The confusion between the two words actually comes up more often than you might think…

In September of 2017 I was hosting a seminar on “Mediation: A Healthier Way of Resolving Dispute and/or Conflict: Alternative to Court”. I thought the title clearly stated what I was going to be talking about. As I was preparing the seminar, a couple entered the room, both with yoga mats underarm and water bottles in hand. I asked them if they were here for the Mediation seminar. The couple looked at me as if I had three heads and said, “No, we’re here for the meditation seminar.” I then explained that I was not going to be doing any meditation techniques but they were more than welcome to stay and learn about mediation. The husband turned to me and said, “I have been married to her for 45 years and I have stayed married because she is always right.” I could not resist and asked whose idea it was to come to this venue that night. The wife quickly pointed at the husband and chuckled, the husband just smiled and said, “See?”

Although this situation is unique, it’s important to understand the differences…

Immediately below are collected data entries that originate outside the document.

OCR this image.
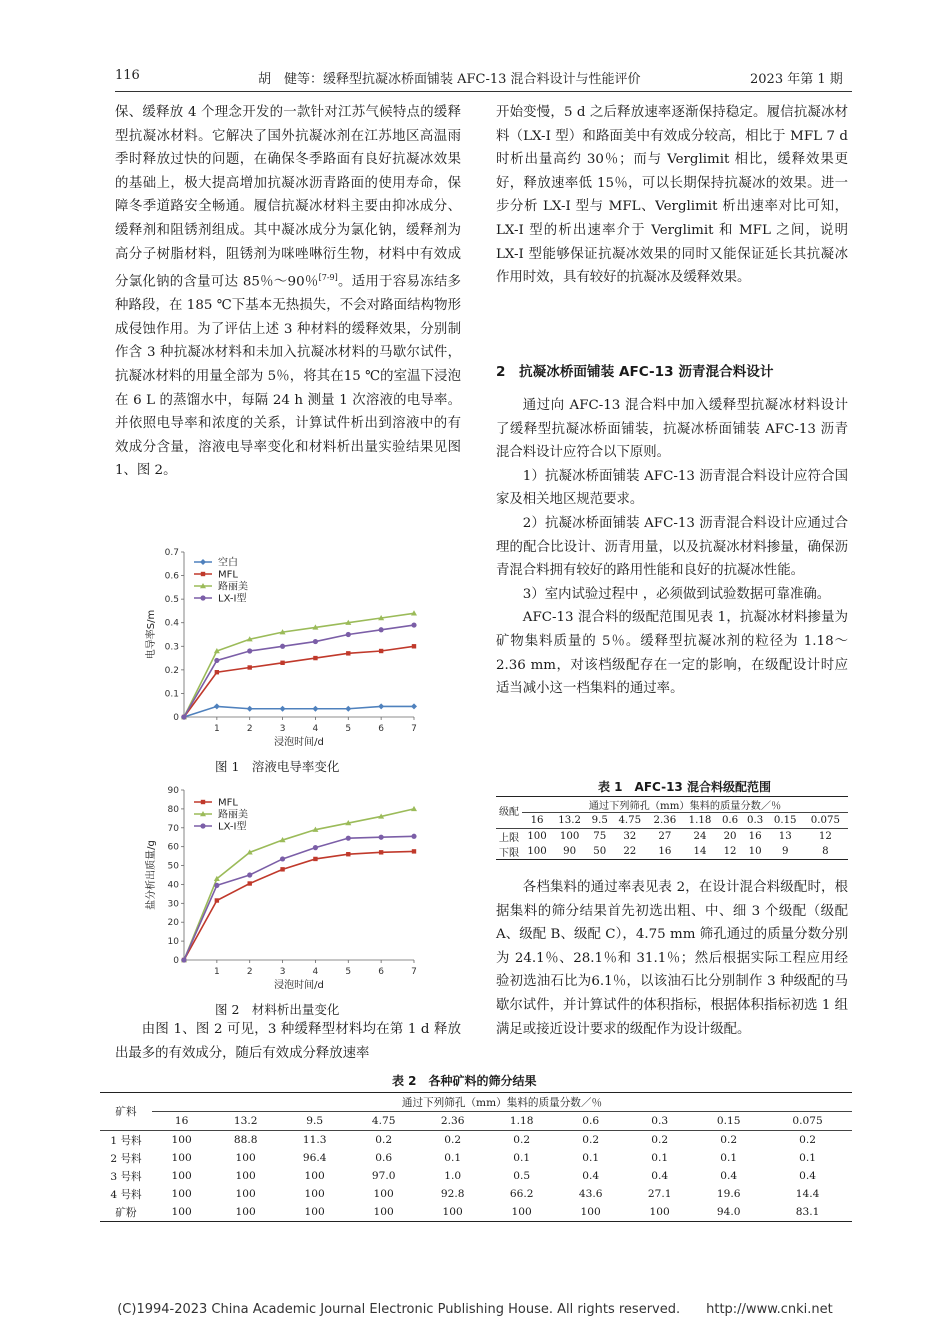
116	胡　健等：缓释型抗凝冰桥面铺装 AFC-13 混合料设计与性能评价	2023 年第 1 期

保、缓释放 4 个理念开发的一款针对江苏气候特点的缓释型抗凝冰材料。它解决了国外抗凝冰剂在江苏地区高温雨季时释放过快的问题，在确保冬季路面有良好抗凝冰效果的基础上，极大提高增加抗凝冰沥青路面的使用寿命，保障冬季道路安全畅通。履信抗凝冰材料主要由抑冰成分、缓释剂和阻锈剂组成。其中凝冰成分为氯化钠，缓释剂为高分子树脂材料，阻锈剂为咪唑啉衍生物，材料中有效成分氯化钠的含量可达 85％～90％[7-9]。适用于容易冻结多种路段，在 185 ℃下基本无热损失，不会对路面结构物形成侵蚀作用。为了评估上述 3 种材料的缓释效果，分别制作含 3 种抗凝冰材料和未加入抗凝冰材料的马歇尔试件，抗凝冰材料的用量全部为 5％，将其在15 ℃的室温下浸泡在 6 L 的蒸馏水中，每隔 24 h 测量 1 次溶液的电导率。并依照电导率和浓度的关系，计算试件析出到溶液中的有效成分含量，溶液电导率变化和材料析出量实验结果见图 1、图 2。

0
0.1
0.2
0.3
0.4
0.5
0.6
0.7
1	2	3	4	5	6	7
浸泡时间/d
电导率S/m
空白
MFL
路丽美
LX-I型
图 1　溶液电导率变化
0
10
20
30
40
50
60
70
80
90
1	2	3	4	5	6	7
浸泡时间/d
盐分析出质量/g
MFL
路丽美
LX-I型
图 2　材料析出量变化

由图 1、图 2 可见，3 种缓释型材料均在第 1 d 释放出最多的有效成分，随后有效成分释放速率

开始变慢，5 d 之后释放速率逐渐保持稳定。履信抗凝冰材料（LX-I 型）和路面美中有效成分较高，相比于 MFL 7 d 时析出量高约 30％；而与 Verglimit 相比，缓释效果更好，释放速率低 15％，可以长期保持抗凝冰的效果。进一步分析 LX-I 型与 MFL、Verglimit 析出速率对比可知，LX-I 型的析出速率介于 Verglimit 和 MFL 之间，说明 LX-I 型能够保证抗凝冰效果的同时又能保证延长其抗凝冰作用时效，具有较好的抗凝冰及缓释效果。

2　抗凝冰桥面铺装 AFC-13 沥青混合料设计

通过向 AFC-13 混合料中加入缓释型抗凝冰材料设计了缓释型抗凝冰桥面铺装，抗凝冰桥面铺装 AFC-13 沥青混合料设计应符合以下原则。

1）抗凝冰桥面铺装 AFC-13 沥青混合料设计应符合国家及相关地区规范要求。

2）抗凝冰桥面铺装 AFC-13 沥青混合料设计应通过合理的配合比设计、沥青用量，以及抗凝冰材料掺量，确保沥青混合料拥有较好的路用性能和良好的抗凝冰性能。

3）室内试验过程中 ，必须做到试验数据可靠准确。

AFC-13 混合料的级配范围见表 1，抗凝冰材料掺量为矿物集料质量的 5％。缓释型抗凝冰剂的粒径为 1.18～2.36 mm，对该档级配存在一定的影响，在级配设计时应适当减小这一档集料的通过率。

表 1　AFC-13 混合料级配范围
级配	通过下列筛孔（mm）集料的质量分数／％									
	16	13.2	9.5	4.75	2.36	1.18	0.6	0.3	0.15	0.075
上限	100	100	75	32	27	24	20	16	13	12
下限	100	90	50	22	16	14	12	10	9	8

各档集料的通过率表见表 2，在设计混合料级配时，根据集料的筛分结果首先初选出粗、中、细 3 个级配（级配 A、级配 B、级配 C），4.75 mm 筛孔通过的质量分数分别为 24.1％、28.1％和 31.1％；然后根据实际工程应用经验初选油石比为6.1％，以该油石比分别制作 3 种级配的马歇尔试件，并计算试件的体积指标，根据体积指标初选 1 组满足或接近设计要求的级配作为设计级配。

表 2　各种矿料的筛分结果
矿料	通过下列筛孔（mm）集料的质量分数／％									
	16	13.2	9.5	4.75	2.36	1.18	0.6	0.3	0.15	0.075
1 号料	100	88.8	11.3	0.2	0.2	0.2	0.2	0.2	0.2	0.2
2 号料	100	100	96.4	0.6	0.1	0.1	0.1	0.1	0.1	0.1
3 号料	100	100	100	97.0	1.0	0.5	0.4	0.4	0.4	0.4
4 号料	100	100	100	100	92.8	66.2	43.6	27.1	19.6	14.4
矿粉	100	100	100	100	100	100	100	100	94.0	83.1
(C)1994-2023 China Academic Journal Electronic Publishing House. All rights reserved.　　http://www.cnki.net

Mediation is a form of Alternative Dispute Resolution (ADR), a way of resolving disputes between two or more parties. The mediator who remains neutral assists the parties on how to create a settlement that is mutually agreed to by all parties. All mediation participants are encouraged to actively participate in the process, as mediation is a “party-centred” process.

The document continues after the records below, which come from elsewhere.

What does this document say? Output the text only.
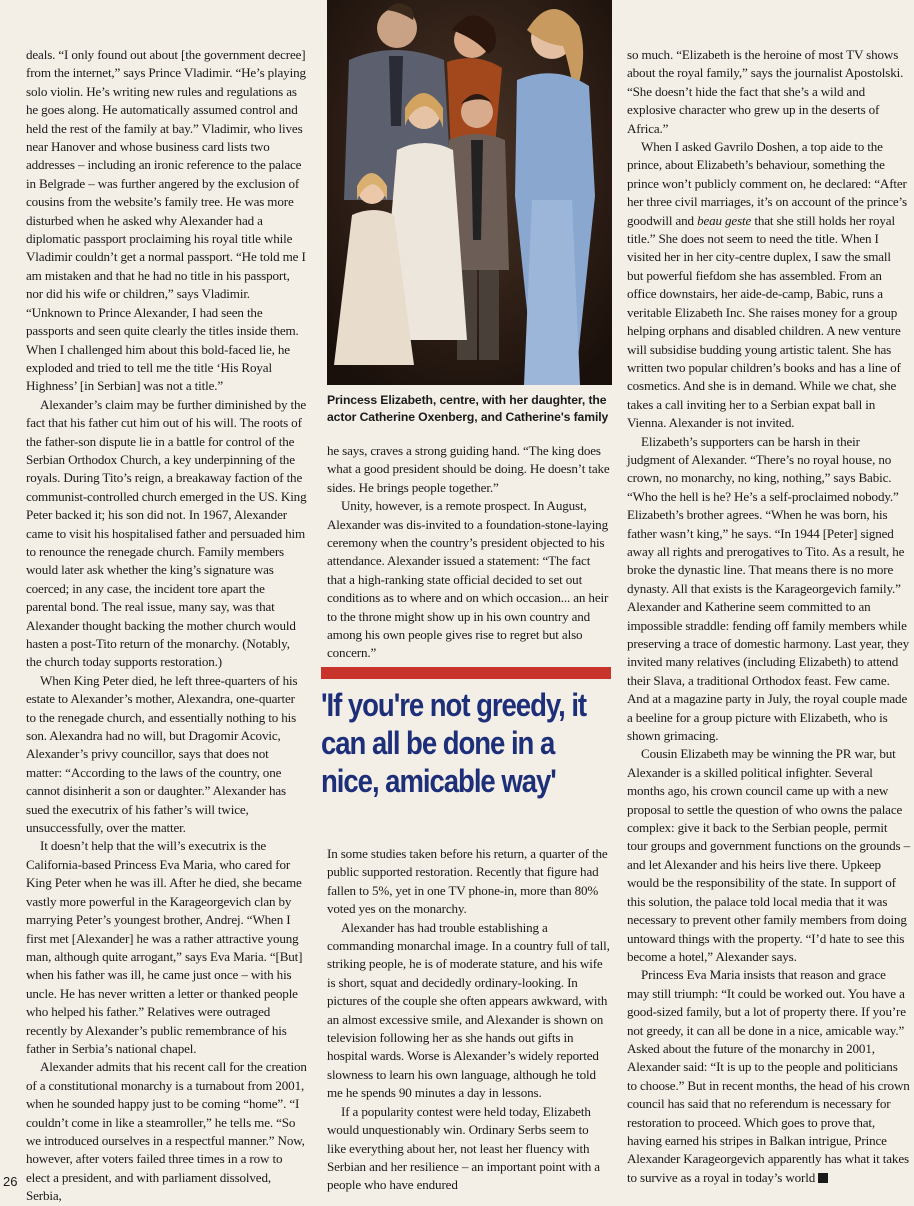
deals. “I only found out about [the government decree] from the internet,” says Prince Vladimir. “He’s playing solo violin. He’s writing new rules and regulations as he goes along. He automatically assumed control and held the rest of the family at bay.” Vladimir, who lives near Hanover and whose business card lists two addresses – including an ironic reference to the palace in Belgrade – was further angered by the exclusion of cousins from the website’s family tree. He was more disturbed when he asked why Alexander had a diplomatic passport proclaiming his royal title while Vladimir couldn’t get a normal passport. “He told me I am mistaken and that he had no title in his passport, nor did his wife or children,” says Vladimir. “Unknown to Prince Alexander, I had seen the passports and seen quite clearly the titles inside them. When I challenged him about this bold-faced lie, he exploded and tried to tell me the title ‘His Royal Highness’ [in Serbian] was not a title.”

Alexander’s claim may be further diminished by the fact that his father cut him out of his will. The roots of the father-son dispute lie in a battle for control of the Serbian Orthodox Church, a key underpinning of the royals. During Tito’s reign, a breakaway faction of the communist-controlled church emerged in the US. King Peter backed it; his son did not. In 1967, Alexander came to visit his hospitalised father and persuaded him to renounce the renegade church. Family members would later ask whether the king’s signature was coerced; in any case, the incident tore apart the parental bond. The real issue, many say, was that Alexander thought backing the mother church would hasten a post-Tito return of the monarchy. (Notably, the church today supports restoration.)

When King Peter died, he left three-quarters of his estate to Alexander’s mother, Alexandra, one-quarter to the renegade church, and essentially nothing to his son. Alexandra had no will, but Dragomir Acovic, Alexander’s privy councillor, says that does not matter: “According to the laws of the country, one cannot disinherit a son or daughter.” Alexander has sued the executrix of his father’s will twice, unsuccessfully, over the matter.

It doesn’t help that the will’s executrix is the California-based Princess Eva Maria, who cared for King Peter when he was ill. After he died, she became vastly more powerful in the Karageorgevich clan by marrying Peter’s youngest brother, Andrej. “When I first met [Alexander] he was a rather attractive young man, although quite arrogant,” says Eva Maria. “[But] when his father was ill, he came just once – with his uncle. He has never written a letter or thanked people who helped his father.” Relatives were outraged recently by Alexander’s public remembrance of his father in Serbia’s national chapel.

Alexander admits that his recent call for the creation of a constitutional monarchy is a turnabout from 2001, when he sounded happy just to be coming “home”. “I couldn’t come in like a steamroller,” he tells me. “So we introduced ourselves in a respectful manner.” Now, however, after voters failed three times in a row to elect a president, and with parliament dissolved, Serbia,

Princess Elizabeth, centre, with her daughter, the actor Catherine Oxenberg, and Catherine's family

he says, craves a strong guiding hand. “The king does what a good president should be doing. He doesn’t take sides. He brings people together.”

Unity, however, is a remote prospect. In August, Alexander was dis-invited to a foundation-stone-laying ceremony when the country’s president objected to his attendance. Alexander issued a statement: “The fact that a high-ranking state official decided to set out conditions as to where and on which occasion... an heir to the throne might show up in his own country and among his own people gives rise to regret but also concern.”

'If you're not greedy, it can all be done in a nice, amicable way'

In some studies taken before his return, a quarter of the public supported restoration. Recently that figure had fallen to 5%, yet in one TV phone-in, more than 80% voted yes on the monarchy.

Alexander has had trouble establishing a commanding monarchal image. In a country full of tall, striking people, he is of moderate stature, and his wife is short, squat and decidedly ordinary-looking. In pictures of the couple she often appears awkward, with an almost excessive smile, and Alexander is shown on television following her as she hands out gifts in hospital wards. Worse is Alexander’s widely reported slowness to learn his own language, although he told me he spends 90 minutes a day in lessons.

If a popularity contest were held today, Elizabeth would unquestionably win. Ordinary Serbs seem to like everything about her, not least her fluency with Serbian and her resilience – an important point with a people who have endured

so much. “Elizabeth is the heroine of most TV shows about the royal family,” says the journalist Apostolski. “She doesn’t hide the fact that she’s a wild and explosive character who grew up in the deserts of Africa.”

When I asked Gavrilo Doshen, a top aide to the prince, about Elizabeth’s behaviour, something the prince won’t publicly comment on, he declared: “After her three civil marriages, it’s on account of the prince’s goodwill and beau geste that she still holds her royal title.” She does not seem to need the title. When I visited her in her city-centre duplex, I saw the small but powerful fiefdom she has assembled. From an office downstairs, her aide-de-camp, Babic, runs a veritable Elizabeth Inc. She raises money for a group helping orphans and disabled children. A new venture will subsidise budding young artistic talent. She has written two popular children’s books and has a line of cosmetics. And she is in demand. While we chat, she takes a call inviting her to a Serbian expat ball in Vienna. Alexander is not invited.

Elizabeth’s supporters can be harsh in their judgment of Alexander. “There’s no royal house, no crown, no monarchy, no king, nothing,” says Babic. “Who the hell is he? He’s a self-proclaimed nobody.” Elizabeth’s brother agrees. “When he was born, his father wasn’t king,” he says. “In 1944 [Peter] signed away all rights and prerogatives to Tito. As a result, he broke the dynastic line. That means there is no more dynasty. All that exists is the Karageorgevich family.” Alexander and Katherine seem committed to an impossible straddle: fending off family members while preserving a trace of domestic harmony. Last year, they invited many relatives (including Elizabeth) to attend their Slava, a traditional Orthodox feast. Few came. And at a magazine party in July, the royal couple made a beeline for a group picture with Elizabeth, who is shown grimacing.

Cousin Elizabeth may be winning the PR war, but Alexander is a skilled political infighter. Several months ago, his crown council came up with a new proposal to settle the question of who owns the palace complex: give it back to the Serbian people, permit tour groups and government functions on the grounds – and let Alexander and his heirs live there. Upkeep would be the responsibility of the state. In support of this solution, the palace told local media that it was necessary to prevent other family members from doing untoward things with the property. “I’d hate to see this become a hotel,” Alexander says.

Princess Eva Maria insists that reason and grace may still triumph: “It could be worked out. You have a good-sized family, but a lot of property there. If you’re not greedy, it can all be done in a nice, amicable way.” Asked about the future of the monarchy in 2001, Alexander said: “It is up to the people and politicians to choose.” But in recent months, the head of his crown council has said that no referendum is necessary for restoration to proceed. Which goes to prove that, having earned his stripes in Balkan intrigue, Prince Alexander Karageorgevich apparently has what it takes to survive as a royal in today’s world

26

The definition of meditation according to the Buddhist Centre, is “a means of transforming the mind”. Buddhist meditation practices are techniques that encourage and develop concentration, clarity, emotional positivity, and a calm seeing of the true nature of things. By engaging with a particular meditation practice, you learn the patterns and habits of your mind and the practice.

In many mediation practices, mediators do strive to provide a different atmosphere to a traditional office setting. Many mediators use a round table rather than an oblong or square. The roundtable approach works to foster collaboration for all parties involved. The mediator helps the parties work through difficult conversations, defuse conflict, and promote communication in a calm non-judgemental environment.